Another voice — Howard? — said, “Are you saying there is no answer?”

Wellington’s voice said, “No. I’m saying there is an answer, but it’s a difficult one, and an expensive one.”

Somebody, possibly Joe Holt, said, “I don’t think anyone here cares about the expense, that isn’t important.”

Wellington: “I hope you’re right. So here, in essence, is the plan. We intend to convince Bradford he already has traveled to Red China.”

Somebody: “That’s impossible.”

Somebody: “If you mean a kind of hypnosis, you can’t indefinitely—”

Wellington: “No, I don’t mean anything like that. I mean that Bradford has to be institutionalized, it boils down to that, he can’t be allowed to run loose. So what we have to do is convince him that the institution is in Red China.”

Joe Holt: “You mean create a fake environment of some kind?”

Wellington: “Create it, send Bradford traveling, convince him his travels have ended in Peking, and maintain the artificial environment for the rest of Bradford’s life.”

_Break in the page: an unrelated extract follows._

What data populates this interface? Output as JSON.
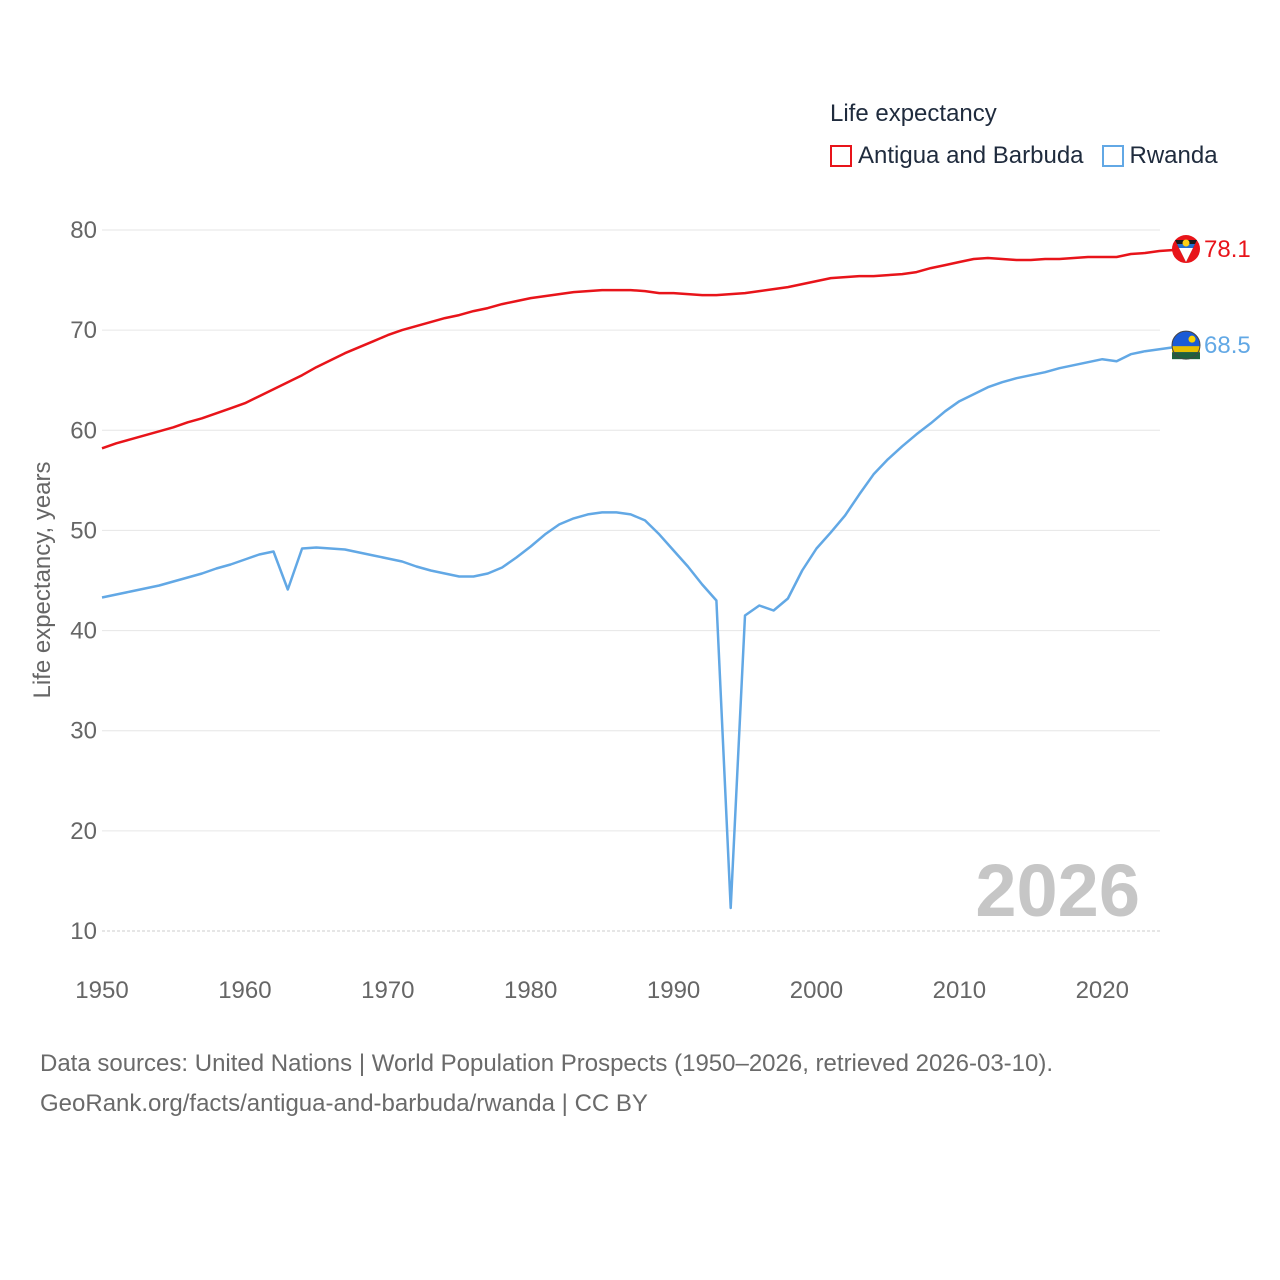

Wellington, in the flesh, reached out and pushed a button to cut off his recorded voice. “There was a long argument following that,” he said. “I won’t bore you with it. The point is, that discussion took place the day before Elizabeth’s funeral. I told everyone present what I wanted to construct, how much it would cost each of them right now, how much it would cost each of them annually, and how much we could get out of the government. I had to have an answer—”

Evelyn said, “From the government? You mean you haven’t kept this in the family.”

Wellington pointed to the tape recorder. “Where do you think I got that? Wake up, Evelyn, do you think anything can happen to anyone in this country, anyone who matters, without some branch of the government getting wind of it?”

“You knew they knew.”

“Of course. I was their chief spy into family councils. Their chief non-electronic spy. Just as I was the family’s chief spy into their councils.”

“But you never told anyone. Anyone on our side, I mean.”

“What good would it do? Once I’d brought everything into the open, the people behind me would simply have taken the problem out of the family’s hands. Wait. Before you say anything else—” he pushed the re-wind button, and the tape began to whir on the machine “—let me play you another tape.”

Evelyn turned to Robert. “You knew what was going on?”

“Not for a long while,” he said, but he looked guilty.

“You knew before I left.”

“Yes. I knew from the day before Elizabeth’s funeral. Not the exact details, but approximately.”

“And you didn’t say anything to me.”

“Wait,” Robert said. He looked pained. “Hear Wellington out, before you make up your mind.”

Wellington had another reel on the machine now, and he said, “This time, I think you should listen all the way through. It lasts about ten minutes. After Elizabeth’s funeral, a group of us gathered upstairs in Sterling’s house. Earl’s wife; his widow, actually. Harrison and Patricia. Your brother George and his wife. Joe Holt, Senator Fanshaw, Eugene White and myself. This is the latter part of what was said.”

He pushed the play button, and at once Patricia Lockridge’s irascible voice came on: “We shouldn’t have had to go through this.”